Very important: honesty, AI use, and conflicts of interest

TechRadar Pro is trusted by businesses, and your name will sit on the byline. That means they care about accuracy, independence, and clear disclosure. AI tools are normal now, but they do not replace your judgment or your real-world experience.

🙅‍♀️
What you must not do
  • Do not submit AI-generated drafts without deep editing, fact-checking, and your own structure.
  • Do not copy-paste entire paragraphs or frameworks from other blogs or vendor whitepapers.
  • Do not turn the article into an advert for your company or product.
  • Do not invent quotes, survey numbers, outages, or “anonymous customer” stories.
  • Do not hide conflicts of interest (for example, if you work for a vendor in the market you’re analysing).

Editors and experienced readers can feel when a piece is generic or biased. That hurts your reputation more than any short-term gain.

🤝
Safer ways to use AI and your expertise
  • Use AI tools to brainstorm outline ideas or alternative headlines, then re-write in your own voice.
  • Ask AI to simplify draft paragraphs you already wrote, especially if English is not your first language.
  • Use AI to generate quick checklists from your content, but verify every point before publishing.
  • Always test technical advice, links, and numbers yourself, or with a trusted human peer.

Final rule: you are responsible for correctness, fairness, and honesty. TechRadar Pro wants real practitioners, not AI-only content farms.

Golden rule: if you would feel nervous defending every line of your article live in front of TechRadar Pro editors and real CISOs, founders, or IT managers, rewrite it until you would feel calm and confident.
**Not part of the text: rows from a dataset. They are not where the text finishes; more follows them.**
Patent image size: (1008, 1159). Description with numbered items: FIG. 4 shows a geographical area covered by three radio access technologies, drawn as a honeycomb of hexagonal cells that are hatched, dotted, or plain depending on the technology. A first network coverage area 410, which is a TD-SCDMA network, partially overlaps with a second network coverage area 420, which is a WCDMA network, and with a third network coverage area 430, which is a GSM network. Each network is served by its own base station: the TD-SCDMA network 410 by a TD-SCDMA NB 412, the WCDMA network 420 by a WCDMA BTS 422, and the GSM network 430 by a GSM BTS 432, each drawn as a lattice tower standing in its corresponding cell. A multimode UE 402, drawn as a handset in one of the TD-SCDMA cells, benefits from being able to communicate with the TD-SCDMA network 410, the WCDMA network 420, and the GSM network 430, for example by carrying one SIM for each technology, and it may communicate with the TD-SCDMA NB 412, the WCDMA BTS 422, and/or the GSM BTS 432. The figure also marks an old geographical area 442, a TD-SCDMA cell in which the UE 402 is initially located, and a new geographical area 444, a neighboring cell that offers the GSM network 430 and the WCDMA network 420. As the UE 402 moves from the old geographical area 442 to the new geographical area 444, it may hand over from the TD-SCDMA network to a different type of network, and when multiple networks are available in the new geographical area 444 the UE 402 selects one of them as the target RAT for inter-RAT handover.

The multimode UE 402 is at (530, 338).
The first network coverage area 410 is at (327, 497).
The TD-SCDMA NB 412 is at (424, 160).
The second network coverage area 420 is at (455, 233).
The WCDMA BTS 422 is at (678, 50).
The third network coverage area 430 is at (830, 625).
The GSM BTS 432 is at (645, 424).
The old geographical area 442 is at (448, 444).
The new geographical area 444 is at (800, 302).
Final checklist before you pitch or submit

Use this checklist each time you pitch TechRadar Pro or any similar B2B tech outlet. It keeps you prepared, professional, and much calmer.
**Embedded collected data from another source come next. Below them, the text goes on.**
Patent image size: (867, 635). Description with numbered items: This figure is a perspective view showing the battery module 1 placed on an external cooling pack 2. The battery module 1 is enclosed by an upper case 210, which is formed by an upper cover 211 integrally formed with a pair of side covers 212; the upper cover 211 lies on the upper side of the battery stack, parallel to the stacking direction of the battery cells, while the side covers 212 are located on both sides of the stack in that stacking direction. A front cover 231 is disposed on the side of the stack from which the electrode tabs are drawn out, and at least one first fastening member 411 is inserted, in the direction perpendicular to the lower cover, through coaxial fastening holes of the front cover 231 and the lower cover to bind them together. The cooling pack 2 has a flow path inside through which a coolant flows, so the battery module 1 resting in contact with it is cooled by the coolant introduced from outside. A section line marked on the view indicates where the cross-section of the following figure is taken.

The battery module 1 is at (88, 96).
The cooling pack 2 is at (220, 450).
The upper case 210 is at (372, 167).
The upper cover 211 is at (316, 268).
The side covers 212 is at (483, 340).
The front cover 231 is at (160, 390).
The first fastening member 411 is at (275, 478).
FAQ: Beginner questions about writing for TechRadar Pro

Can a true beginner write for TechRadar Pro?
TechRadar Pro speaks to people who already use or manage technology at work. If you are a complete beginner to tech and to writing, focus first on learning and publishing on your own blog, LinkedIn, or other platforms. When you can clearly explain one or two real workplace tech problems and how you solved them, you are ready to design a Pro pitch using this guide.
Do I need to be a C-level executive or well-known founder?
No. You do not need a famous title. What you need is real experience and insight: maybe you run IT for a small business, lead a security team, manage cloud migrations, or advise clients. TechRadar Pro cares more about useful, honest insight than job titles alone.
Can I promote my own company, product, or service inside the article?
Their submission page clearly says that companies are not allowed to mention their own names or products within the piece, including the title. There is usually space at the bottom of the article for a detailed author bio where you can describe your role, company, and product or service honestly. Treat the main article as neutral, useful editorial, not a sales pitch.
How do I know if they are accepting pitches right now?
Check the official TechRadar Pro submissions page. If the page is live and the instructions mention contacting the editorial team, you can follow those steps. You can also keep an eye on the Pro news feed and Expert Insights column to see new opinion pieces being published.
Will they always reply to my pitch?
Not always. TechRadar Pro receives many pitches and can only publish a limited number of pieces every week. Be patient, keep your email short and clear, and feel free to politely follow up after a reasonable time. You can also set a Google Alert for your name plus “TechRadar Pro” to catch new publications quickly.
What should I do this month as a complete beginner writer?
Pick one small business tech problem you understand (for example, helping a remote team work securely, choosing a password manager, or moving a small database into the cloud). Write a clear article for your own blog or LinkedIn: explain the situation, options, what you tried, and what you finally chose. Repeat this 3–5 times. After that, start shaping a TechRadar Pro pitch with the micro-SOP in Section 7.